En Nouvelle-Calédonie, le délai de droit commun est de 30 jours suivant la réception des marchandises ou l’exécution des prestations. Le nombre de jours effectifs compris entre le point de départ du délai de paiement et son expiration est donc systématiquement identique. Les opérateurs peuvent néanmoins convenir de délais de paiement inférieurs à 30 jours.
Il existe également des délais spéciaux pour les produits locaux de consommation courante.
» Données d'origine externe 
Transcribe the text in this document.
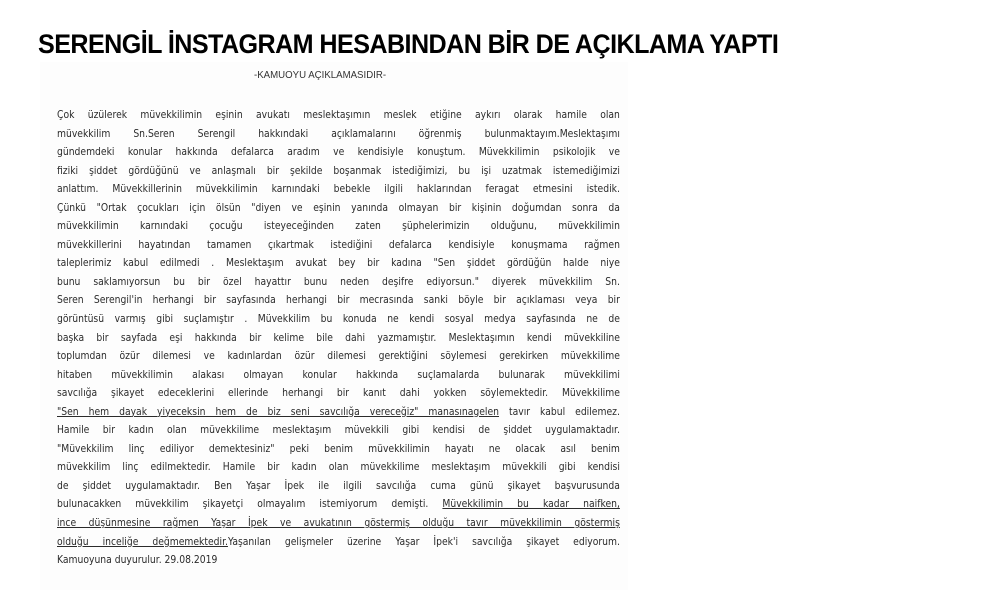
SERENGİL İNSTAGRAM HESABINDAN BİR DE AÇIKLAMA YAPTI
-KAMUOYU AÇIKLAMASIDIR-
Çok üzülerek müvekkilimin eşinin avukatı meslektaşımın meslek etiğine aykırı olarak hamile olan
müvekkilim Sn.Seren Serengil hakkındaki açıklamalarını öğrenmiş bulunmaktayım.Meslektaşımı
gündemdeki konular hakkında defalarca aradım ve kendisiyle konuştum. Müvekkilimin psikolojik ve
fiziki şiddet gördüğünü ve anlaşmalı bir şekilde boşanmak istediğimizi, bu işi uzatmak istemediğimizi
anlattım. Müvekkillerinin müvekkilimin karnındaki bebekle ilgili haklarından feragat etmesini istedik.
Çünkü "Ortak çocukları için ölsün "diyen ve eşinin yanında olmayan bir kişinin doğumdan sonra da
müvekkilimin karnındaki çocuğu isteyeceğinden zaten şüphelerimizin olduğunu, müvekkilimin
müvekkillerini hayatından tamamen çıkartmak istediğini defalarca kendisiyle konuşmama rağmen
taleplerimiz kabul edilmedi . Meslektaşım avukat bey bir kadına "Sen şiddet gördüğün halde niye
bunu saklamıyorsun bu bir özel hayattır bunu neden deşifre ediyorsun." diyerek müvekkilim Sn.
Seren Serengil'in herhangi bir sayfasında herhangi bir mecrasında sanki böyle bir açıklaması veya bir
görüntüsü varmış gibi suçlamıştır . Müvekkilim bu konuda ne kendi sosyal medya sayfasında ne de
başka bir sayfada eşi hakkında bir kelime bile dahi yazmamıştır. Meslektaşımın kendi müvekkiline
toplumdan özür dilemesi ve kadınlardan özür dilemesi gerektiğini söylemesi gerekirken müvekkilime
hitaben müvekkilimin alakası olmayan konular hakkında suçlamalarda bulunarak müvekkilimi
savcılığa şikayet edeceklerini ellerinde herhangi bir kanıt dahi yokken söylemektedir. Müvekkilime
"Sen hem dayak yiyeceksin hem de biz seni savcılığa vereceğiz" manasınagelen tavır kabul edilemez.
Hamile bir kadın olan müvekkilime meslektaşım müvekkili gibi kendisi de şiddet uygulamaktadır.
"Müvekkilim linç ediliyor demektesiniz" peki benim müvekkilimin hayatı ne olacak asıl benim
müvekkilim linç edilmektedir. Hamile bir kadın olan müvekkilime meslektaşım müvekkili gibi kendisi
de şiddet uygulamaktadır. Ben Yaşar İpek ile ilgili savcılığa cuma günü şikayet başvurusunda
bulunacakken müvekkilim şikayetçi olmayalım istemiyorum demişti. Müvekkilimin bu kadar naifken,
ince düşünmesine rağmen Yaşar İpek ve avukatının göstermiş olduğu tavır müvekkilimin göstermiş
olduğu inceliğe değmemektedir.Yaşanılan gelişmeler üzerine Yaşar İpek'i savcılığa şikayet ediyorum.
Kamuoyuna duyurulur. 29.08.2019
L’arrêté n° 2008-91/GNC, qui régit les délais spéciaux, distingue :
- Les produits frais produits par les entreprises locales comptant moins de 10 salariés ;
- Les produits frais produits par les entreprises locales comptant plus de 10 salariés ;
- Les autres produits locaux de consommation courante.
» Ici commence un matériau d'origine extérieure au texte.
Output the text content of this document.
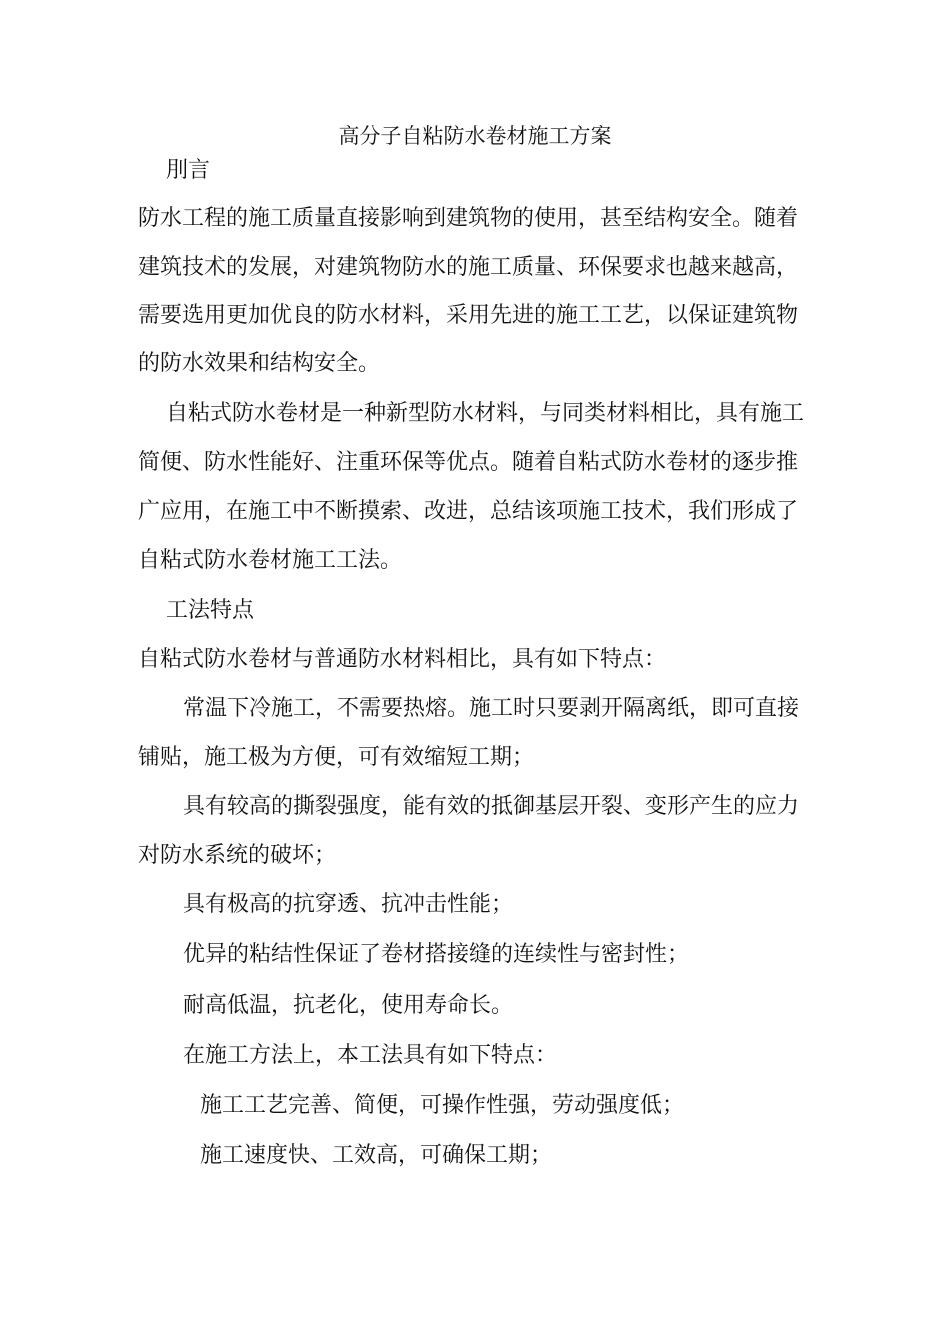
高分子自粘防水卷材施工方案
刖言
防水工程的施工质量直接影响到建筑物的使用，甚至结构安全。随着
建筑技术的发展，对建筑物防水的施工质量、环保要求也越来越高，
需要选用更加优良的防水材料，采用先进的施工工艺，以保证建筑物
的防水效果和结构安全。
自粘式防水卷材是一种新型防水材料，与同类材料相比，具有施工
简便、防水性能好、注重环保等优点。随着自粘式防水卷材的逐步推
广应用，在施工中不断摸索、改进，总结该项施工技术，我们形成了
自粘式防水卷材施工工法。
工法特点
自粘式防水卷材与普通防水材料相比，具有如下特点：
常温下冷施工，不需要热熔。施工时只要剥开隔离纸，即可直接
铺贴，施工极为方便，可有效缩短工期；
具有较高的撕裂强度，能有效的抵御基层开裂、变形产生的应力
对防水系统的破坏；
具有极高的抗穿透、抗冲击性能；
优异的粘结性保证了卷材搭接缝的连续性与密封性；
耐高低温，抗老化，使用寿命长。
在施工方法上，本工法具有如下特点：
施工工艺完善、简便，可操作性强，劳动强度低；
施工速度快、工效高，可确保工期；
Les délais spéciaux applicables sont les suivants :
- 10 jours après la quinzaine calendaires pour les produits frais produits par les entreprises locales comptant moins de 10 salariés ;
- 10 jours après la fin du mois de livraison pour les produits frais produits par les entreprises locales comptant plus de 10 salariés ;
- 14 jours après la fin du mois de livraison pour les autres produits locaux de consommation courante.
Le nombre de jours effectifs compris entre le point de départ du délai de paiement et son expiration est donc susceptible de varier selon que la prestation de service ou la livraison des marchandises est intervenue en début ou en fin de mois.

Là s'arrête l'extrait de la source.